Under the hood, SoS defines language modules for each language (e.g. sos-r, sos-python) that "understand" the data types of the language and assist the transfer of variables directly or by way of the SoS (python3) kernel. More specifically, when
%get mtcars --from R is executed from a kernel, SoS would run a piece of code (hidden to users) to save mtcars to a temporary feather file (based on apache arrow), and run another piece of code in the destination kernel to load it. Simpler datatypes can be transferred directly via memory.
This design is non-centric and incremental in the sense that
There is no central data bus because kernel_A can transfer data directly to kernel_B. This is no guarantee of lossless data transfer because for example Julia does not yet support row label of data frames, so row labels will be lost if it gets mtcars from R. It can in theory support the transfer of any data types in any language by expanding the language modules (e.g. types such as Series, slice, Range). This also means a language module can be added to support only a few major data types and expand as needs arise. I can imagine that SoS can make use of DataBus to expand the data exchange capacity to frontends, and assist the data exchange among kernels, so I will be happy to assist/participate in the development of DataBus. Actually, we ourselves have tried to conceptualize a similar project for data exchange between languages (sos-dataexchange) outside of Jupyter, which could benefit from the DataBus project.
I presented the data exchange feature of SoS in my JupyterCon talk in August. You can check out the youtube video (start from 7 minute) if you are interested.
Allow me to propose another idea we had during the brainstorm of the sos-dataexchange project.
How about implementing DataBus as a separate project?
Here is how it might work:
Implement DataBus as a data warehouse sort of project that is independent of JupyterLab. DataBus can "consume" data or "interface" data. In the former case DataBus accepts and holds the content of the data, in the latter case DataBus knows how to access the data with the passed meta information. In the extreme case a DataBus can connect to other (public, remote, etc) DataBuses. When a DataBus daemon is started, it exposes a (few) (zmq) communication channels. A protocol is defined to talk to the daemon to send and receive entire or pieces of "data" in certain ways. Individual languages, Jupyter kernels, JupyterLab extensions would implement their own libraries to talk to the DataBus. On the JupyterLab side, it can start a DataBus instance or connect to an existing DataBus instance and let the rest of the components talk to the DataBus by themselves. The advantages?

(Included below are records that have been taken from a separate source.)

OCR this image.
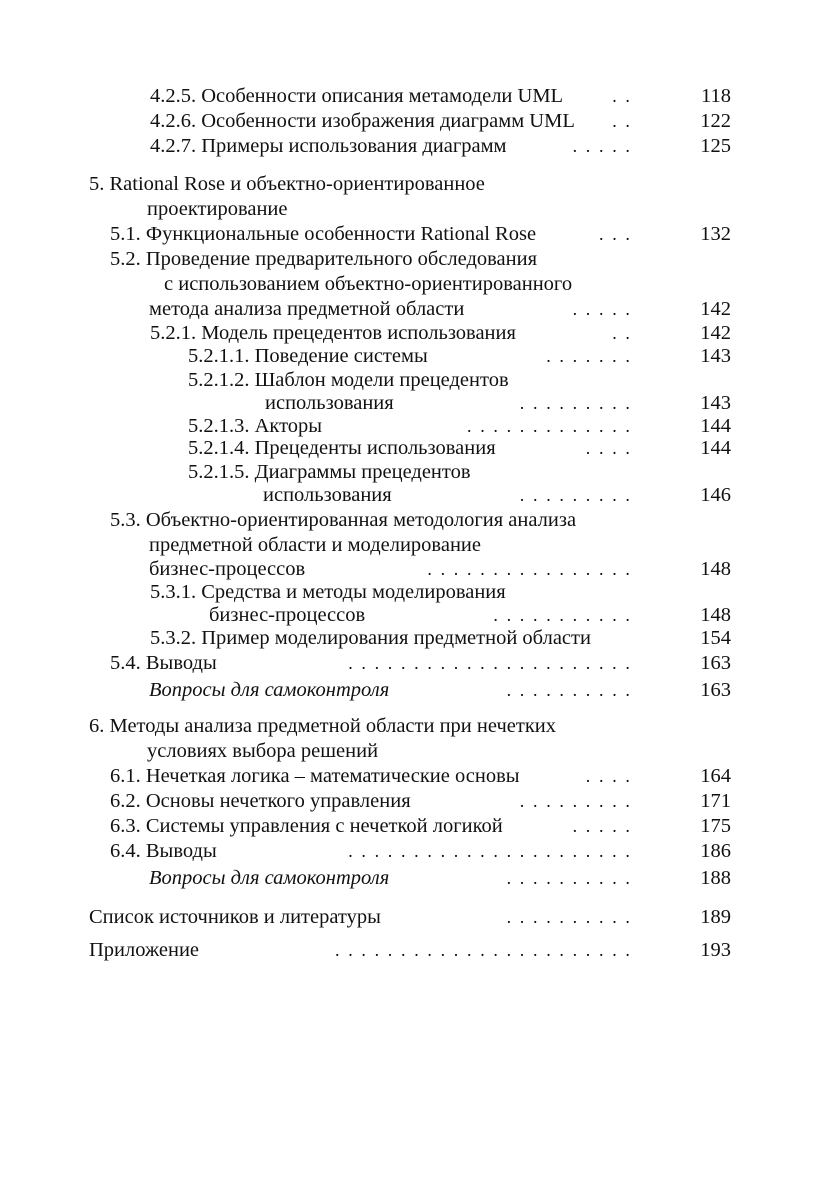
4.2.5. Особенности описания метамодели UML	. .	118
4.2.6. Особенности изображения диаграмм UML	. .	122
4.2.7. Примеры использования диаграмм	. . . . .	125
5. Rational Rose и объектно-ориентированное
проектирование
5.1. Функциональные особенности Rational Rose	. . .	132
5.2. Проведение предварительного обследования
с использованием объектно-ориентированного
метода анализа предметной области	. . . . .	142
5.2.1. Модель прецедентов использования	. .	142
5.2.1.1. Поведение системы	. . . . . . .	143
5.2.1.2. Шаблон модели прецедентов
использования	. . . . . . . . .	143
5.2.1.3. Акторы	. . . . . . . . . . . . .	144
5.2.1.4. Прецеденты использования	. . . .	144
5.2.1.5. Диаграммы прецедентов
использования	. . . . . . . . .	146
5.3. Объектно-ориентированная методология анализа
предметной области и моделирование
бизнес-процессов	. . . . . . . . . . . . . . . .	148
5.3.1. Средства и методы моделирования
бизнес-процессов	. . . . . . . . . . .	148
5.3.2. Пример моделирования предметной области	154
5.4. Выводы	. . . . . . . . . . . . . . . . . . . . . .	163
Вопросы для самоконтроля	. . . . . . . . . .	163
6. Методы анализа предметной области при нечетких
условиях выбора решений
6.1. Нечеткая логика – математические основы	. . . .	164
6.2. Основы нечеткого управления	. . . . . . . . .	171
6.3. Системы управления с нечеткой логикой	. . . . .	175
6.4. Выводы	. . . . . . . . . . . . . . . . . . . . . .	186
Вопросы для самоконтроля	. . . . . . . . . .	188
Список источников и литературы	. . . . . . . . . .	189
Приложение	. . . . . . . . . . . . . . . . . . . . . . .	193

It can be used without JupyterLab. Thinking of a scenario that users can start a databus instance and run a workflow that consists of steps in different scripting languages and use databus to exchange data. This is basically the motivation for the sos-dataexchange project. It decentralizes the implementation because each language, each data source (e.g. hdf5) can define its own library to work with DataBus. The core of DataBus would be the protocol which can be implemented in different ways. I would also imagine more interests from the community if it has a broader scope. The possibility of chaining DataBuses or connecting a DataBus to multiple DataBuses can revolutionize the way we work with distributed datasets. In the case of JupyterLab, an extension can handle/visualize data from arbitrary databuses, not necessarily the one provided by JupyterLab.